Когда Слободкин открыл глаза, первое, что он заметил, было именно это столпотворение ящичков автопилотов. Плотно прижавшись друг к другу, они словно защищались от бомб и осколков. Он с удивлением обратил внимание и на то, какое положение занял каждый прибор — застекленная шкала каждого из них была закрыта стенкой стоящего рядом.
Пока Слободкин с удивлением разглядывал поразившую его картину, земля и небо зарокотали с новой силой. Он посмотрел вверх и увидел — тесным строем идут мессеры. Не боятся! Они ничего не боятся, сволочи! И такая его взяла тупая, безысходная злость. На себя — за то, что бессилен перед ревущей стихией. На зенитчиков — девчонки, конечно, неопытные, — сколько он уже видел таких, бестолково суетящихся у батарей! Одна сейчас отчетливее всего встала перед его мысленным взором. Все вскрикивала: Девоньки, девоньки! — и боялась поднять глаза от земли. Какой уж тут, к лешему, угол упреждения и прочие премудрости, без которых нельзя сделать ни единого выстрела по движущейся мишени! Но главное, он сам-то хорош. Сам-то! Крутится, как последний дурень, в четырех кирпичных стенах и не знает, совершенно не представляет, что делать. Увалень, башка набекрень! Ну придумай же, сообрази хоть что-то, не будь растеряхой! Ты ведь можешь, ты такую школу прошел…
С этой мыслью Слободкин метнулся к холодильным камерам. Будь что будет, испытания доведу до конца. По всем правилам. Он по очереди прильнул к стеклянным дверцам камер и сам удивился: в каждой — точно сорок! Такая заваруха кругом, а эти работают! Он машинально заглянул на часы — на них не было ни стекла, ни стрелок. Сколько прошло с момента включения камер? Как быть? И тут же сам успокоил себя: следить за режимом надо до прихода Каганова. И попробовал все-таки прикинуть время: по выстрелам зениток. Час без продыха вот так не могут смолить. Вот и сориентировались.
Не успел Слободкин навести порядок в своем хозяйстве, как взрывная волна снова швырнула его к стене. Лежа лицом к камерам, за взрывом он не слышал звука ломающегося стекла, но отчетливо, как в замедленной киносъемке, видел: словно алмазом вырезанная, звезда расползлась по стеклу одной из камер и провалилась внутрь. Белый пар, большими клубами выкатывавшийся наружу, с предельной наглядностью говорил о размерах пробоины. Сейчас температурный режим всей установки будет нарушен, сорвется весь цикл…

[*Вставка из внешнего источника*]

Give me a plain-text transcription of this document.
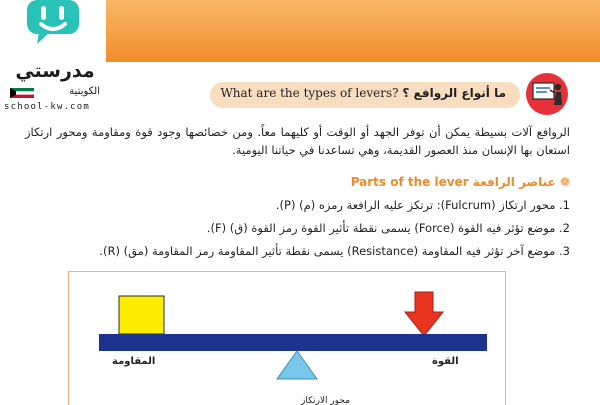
مدرستي
الكويتية
school-kw.com
What are the types of levers? ما أنواع الروافع ؟
الروافع آلات بسيطة يمكن أن توفر الجهد أو الوقت أو كليهما معاً. ومن خصائصها وجود قوة ومقاومة ومحور ارتكاز استعان بها الإنسان منذ العصور القديمة، وهي تساعدنا في حياتنا اليومية.
❁ عناصر الرافعة Parts of the lever
1. محور ارتكاز (Fulcrum): ترتكز عليه الرافعة رمزه (م) (P).
2. موضع تؤثر فيه القوة (Force) يسمى نقطة تأثير القوة رمز القوة (ق) (F).
3. موضع آخر تؤثر فيه المقاومة (Resistance) يسمى نقطة تأثير المقاومة رمز المقاومة (مق) (R).
المقاومة	القوة
محور الارتكاز
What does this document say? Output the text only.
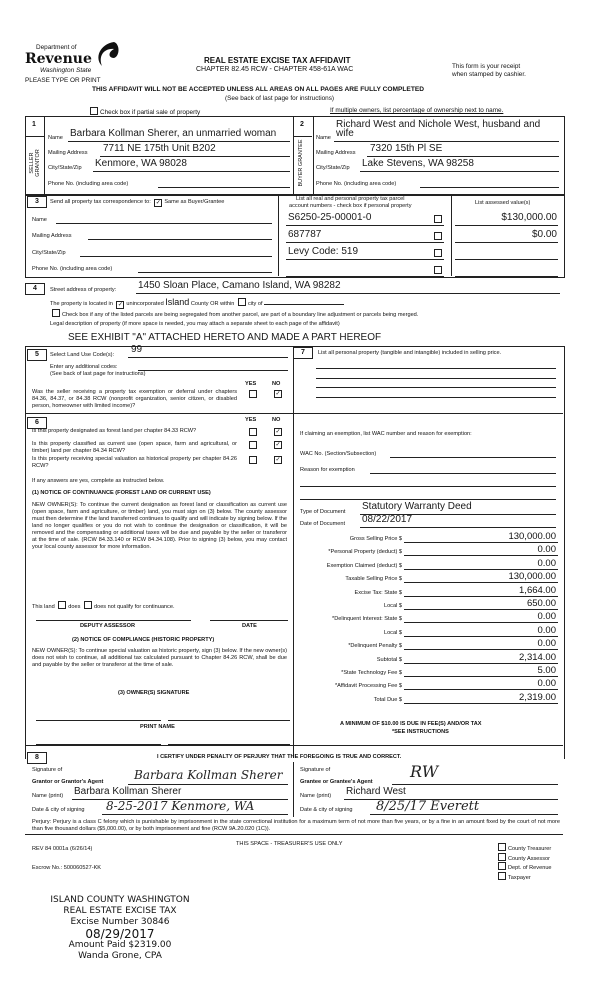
Department of
Revenue
Washington State
PLEASE TYPE OR PRINT
REAL ESTATE EXCISE TAX AFFIDAVIT
CHAPTER 82.45 RCW - CHAPTER 458-61A WAC	This form is your receipt
when stamped by cashier.
THIS AFFIDAVIT WILL NOT BE ACCEPTED UNLESS ALL AREAS ON ALL PAGES ARE FULLY COMPLETED
(See back of last page for instructions)
Check box if partial sale of property	If multiple owners, list percentage of ownership next to name.
1	2
SELLER GRANTOR	BUYER GRANTEE
Name Barbara Kollman Sherer, an unmarried woman
Mailing Address 7711 NE 175th Unit B202
City/State/Zip Kenmore, WA 98028
Phone No. (including area code)
Richard West and Nichole West, husband and
Name wife
Mailing Address 7320 15th Pl SE
City/State/Zip Lake Stevens, WA 98258
Phone No. (including area code)
3	Send all property tax correspondence to: ✓ Same as Buyer/Grantee
Name
Mailing Address
City/State/Zip
Phone No. (including area code)
List all real and personal property tax parcel
account numbers - check box if personal property	List assessed value(s)
S6250-25-00001-0	$130,000.00
687787	$0.00
Levy Code: 519
4	Street address of property: 1450 Sloan Place, Camano Island, WA 98282
The property is located in ✓ unincorporated Island County OR within city of
Check box if any of the listed parcels are being segregated from another parcel, are part of a boundary line adjustment or parcels being merged.
Legal description of property (if more space is needed, you may attach a separate sheet to each page of the affidavit)
SEE EXHIBIT "A" ATTACHED HERETO AND MADE A PART HEREOF
5	Select Land Use Code(s): 99
Enter any additional codes:
(See back of last page for instructions)
YES	NO
Was the seller receiving a property tax exemption or deferral under chapters 84.36, 84.37, or 84.38 RCW (nonprofit organization, senior citizen, or disabled person, homeowner with limited income)?
✓
6	YES	NO
Is this property designated as forest land per chapter 84.33 RCW?	✓
Is this property classified as current use (open space, farm and agricultural, or timber) land per chapter 84.34 RCW?
✓
Is this property receiving special valuation as historical property per chapter 84.26 RCW?
✓
If any answers are yes, complete as instructed below.
(1) NOTICE OF CONTINUANCE (FOREST LAND OR CURRENT USE)
NEW OWNER(S): To continue the current designation as forest land or classification as current use (open space, farm and agriculture, or timber) land, you must sign on (3) below. The county assessor must then determine if the land transferred continues to qualify and will indicate by signing below. If the land no longer qualifies or you do not wish to continue the designation or classification, it will be removed and the compensating or additional taxes will be due and payable by the seller or transferor at the time of sale. (RCW 84.33.140 or RCW 84.34.108). Prior to signing (3) below, you may contact your local county assessor for more information.
This land does does not qualify for continuance.
DEPUTY ASSESSOR	DATE
(2) NOTICE OF COMPLIANCE (HISTORIC PROPERTY)
NEW OWNER(S): To continue special valuation as historic property, sign (3) below. If the new owner(s) does not wish to continue, all additional tax calculated pursuant to Chapter 84.26 RCW, shall be due and payable by the seller or transferor at the time of sale.
(3) OWNER(S) SIGNATURE
PRINT NAME
7	List all personal property (tangible and intangible) included in selling price.
If claiming an exemption, list WAC number and reason for exemption:
WAC No. (Section/Subsection)
Reason for exemption
Type of Document Statutory Warranty Deed
Date of Document 08/22/2017
Gross Selling Price $	130,000.00
*Personal Property (deduct) $	0.00
Exemption Claimed (deduct) $	0.00
Taxable Selling Price $	130,000.00
Excise Tax: State $	1,664.00
Local $	650.00
*Delinquent Interest: State $	0.00
Local $	0.00
*Delinquent Penalty $	0.00
Subtotal $	2,314.00
*State Technology Fee $	5.00
*Affidavit Processing Fee $	0.00
Total Due $	2,319.00
A MINIMUM OF $10.00 IS DUE IN FEE(S) AND/OR TAX
*SEE INSTRUCTIONS
8	I CERTIFY UNDER PENALTY OF PERJURY THAT THE FOREGOING IS TRUE AND CORRECT.
Signature of
Grantor or Grantor's Agent	Barbara Kollman Sherer
Name (print) Barbara Kollman Sherer
Date & city of signing 8-25-2017 Kenmore, WA
Signature of
Grantee or Grantee's Agent
RW
Name (print) Richard West
Date & city of signing 8/25/17 Everett
Perjury: Perjury is a class C felony which is punishable by imprisonment in the state correctional institution for a maximum term of not more than five years, or by a fine in an amount fixed by the court of not more than five thousand dollars ($5,000.00), or by both imprisonment and fine (RCW 9A.20.020 (1C)).
REV 84 0001a (6/26/14)
THIS SPACE - TREASURER'S USE ONLY
Escrow No.: 500060527-KK
County Treasurer
County Assessor
Dept. of Revenue
Taxpayer
ISLAND COUNTY WASHINGTON
REAL ESTATE EXCISE TAX
Excise Number 30846
08/29/2017
Amount Paid $2319.00
Wanda Grone, CPA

Слободкин вдруг отчетливо представил себе за этой кирпичной стеной вереницу бомбардировщиков и истребителей, лишенных возможности оторваться от земли без приборов. Вот на какой участок поставила его судьба! Он почувствовал себя сильным из сильных в эту минуту. И события стали подчиняться ему, Слободкину, а не превратностям судьбы. Он ощутил несокрушимую мощь в себе, в своих руках сразу, как сорвал шинель и заткнул ею пробоину в стеклянной дверце морозильной камеры. Он сделал это с каким-то дьявольским наслаждением и сперва даже не почувствовал, как холод набросился на него со всей своей яростью. Он продолжал стоять у дверцы морозилки в пилотке, в куцей гимнастерке и радовался, что выход найден, испытания будут доведены до конца. Он так и скажет мастеру, когда тот явится: все в полном порядке. И еще он подумал о шинели. Как все-таки хорошо, что ему попалась именно кавалерийская! Простой, пехотной нипочем не хватило бы на эту дырищу. Так что зря он жаловался в свое время. Ему чертовски повезло, чертовски! Он настойчиво продолжал заталкивать серое непослушное сукно в каждый угол пробоины — конопатил так, чтоб ни одной щелочки не осталось. Порезанные стеклом руки кровоточили.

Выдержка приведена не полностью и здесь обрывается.